そして「体験」に関しては、長年直接お客様に多種多様な映画を贈り続けてきた映画館の方が圧倒的に造詣が深いです。ここだけは絶対的な自信があります。
ということは、映画館としての立場では「正しい音」を理解した上で「正しい体験」をお客様に届ける事が目標であり目的かなと。
それにその「体験」を各映画館が求めていくからこそ色々な劇場の「色」が生れると思うので、色々な映画館で観る楽しみが生れて、サブスクが強くなってきているこの時代に、新たに映画鑑賞の文化がさらに広まると思っています。
「体験」は正解というモノがないと思っているので、お客さんは好みの体験ができる映画館に行くという選択が広がるわけです。
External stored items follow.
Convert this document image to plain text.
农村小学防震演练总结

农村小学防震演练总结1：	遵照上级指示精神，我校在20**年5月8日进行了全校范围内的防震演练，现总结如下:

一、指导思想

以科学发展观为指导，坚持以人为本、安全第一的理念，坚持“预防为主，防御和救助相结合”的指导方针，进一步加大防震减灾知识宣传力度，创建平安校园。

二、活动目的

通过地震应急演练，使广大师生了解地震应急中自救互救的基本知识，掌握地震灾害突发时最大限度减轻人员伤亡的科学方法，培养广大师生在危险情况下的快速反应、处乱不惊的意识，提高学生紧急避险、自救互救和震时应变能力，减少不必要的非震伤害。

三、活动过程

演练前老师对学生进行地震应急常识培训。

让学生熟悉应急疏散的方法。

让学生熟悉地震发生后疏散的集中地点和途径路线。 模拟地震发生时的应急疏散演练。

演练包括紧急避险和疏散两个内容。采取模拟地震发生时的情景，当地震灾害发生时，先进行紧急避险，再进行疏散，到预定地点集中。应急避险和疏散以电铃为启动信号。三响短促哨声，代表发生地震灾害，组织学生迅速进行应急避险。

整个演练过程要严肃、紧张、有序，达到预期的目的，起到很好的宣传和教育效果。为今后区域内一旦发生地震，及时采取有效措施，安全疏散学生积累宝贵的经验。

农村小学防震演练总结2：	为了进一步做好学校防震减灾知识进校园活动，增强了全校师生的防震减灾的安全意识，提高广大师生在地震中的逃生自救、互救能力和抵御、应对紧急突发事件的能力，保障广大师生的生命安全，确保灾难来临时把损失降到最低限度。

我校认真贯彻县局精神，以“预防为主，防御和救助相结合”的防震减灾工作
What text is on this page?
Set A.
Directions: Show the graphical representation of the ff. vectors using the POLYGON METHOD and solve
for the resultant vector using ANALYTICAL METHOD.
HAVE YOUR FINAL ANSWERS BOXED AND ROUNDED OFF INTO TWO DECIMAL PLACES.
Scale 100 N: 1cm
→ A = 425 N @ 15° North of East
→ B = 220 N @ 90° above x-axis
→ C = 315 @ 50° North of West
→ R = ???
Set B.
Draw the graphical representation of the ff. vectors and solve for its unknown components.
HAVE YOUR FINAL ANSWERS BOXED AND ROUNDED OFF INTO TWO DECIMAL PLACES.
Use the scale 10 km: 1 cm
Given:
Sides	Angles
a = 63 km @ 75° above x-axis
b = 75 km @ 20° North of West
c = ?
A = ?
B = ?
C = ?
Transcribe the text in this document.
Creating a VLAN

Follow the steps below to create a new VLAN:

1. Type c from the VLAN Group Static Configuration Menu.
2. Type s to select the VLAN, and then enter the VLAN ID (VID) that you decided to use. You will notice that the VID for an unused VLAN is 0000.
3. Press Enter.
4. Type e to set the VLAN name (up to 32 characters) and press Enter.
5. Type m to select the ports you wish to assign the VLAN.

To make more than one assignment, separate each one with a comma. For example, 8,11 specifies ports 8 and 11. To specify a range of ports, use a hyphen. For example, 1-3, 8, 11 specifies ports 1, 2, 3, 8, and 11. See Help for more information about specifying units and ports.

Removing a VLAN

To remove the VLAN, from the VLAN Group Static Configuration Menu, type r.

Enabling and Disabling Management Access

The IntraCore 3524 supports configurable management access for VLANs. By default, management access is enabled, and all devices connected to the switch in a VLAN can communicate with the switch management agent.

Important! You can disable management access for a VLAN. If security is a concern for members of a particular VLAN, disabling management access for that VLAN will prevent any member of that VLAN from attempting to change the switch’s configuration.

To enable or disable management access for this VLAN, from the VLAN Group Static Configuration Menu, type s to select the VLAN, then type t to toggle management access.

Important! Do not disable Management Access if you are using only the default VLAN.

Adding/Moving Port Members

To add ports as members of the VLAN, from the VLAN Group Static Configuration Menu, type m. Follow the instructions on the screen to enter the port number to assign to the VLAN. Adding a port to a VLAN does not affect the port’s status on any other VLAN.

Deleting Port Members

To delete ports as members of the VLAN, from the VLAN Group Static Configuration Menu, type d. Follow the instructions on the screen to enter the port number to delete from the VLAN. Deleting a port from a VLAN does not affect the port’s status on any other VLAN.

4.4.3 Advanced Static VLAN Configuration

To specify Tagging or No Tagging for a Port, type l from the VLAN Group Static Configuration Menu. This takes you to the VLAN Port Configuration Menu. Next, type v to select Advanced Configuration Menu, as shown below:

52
この体験は音だけに限らず、映像や映画館の雰囲気とかも含みますね。
余談ですが「映画を作った」で終わらず「映画を届けた」までが映画製作ではなかろうかと個人的には哲学みたいに考えています。つまるところ映画館も製作側なのではと。まあこれはあくまで個人的な考えで人に強いるつもりはありませんし、あまり賛同されないと思っています。
とまあざっくりアウトフレームだけの乱文になってしまいましたが、なんかそんな事を最近考えている時間が多いです。
もっと知識とかあればちゃんとテキスト化できるんだろうけども、まあしょうがねえ本能で生きてるんだIQなんて3しかないよ。チルノだよ。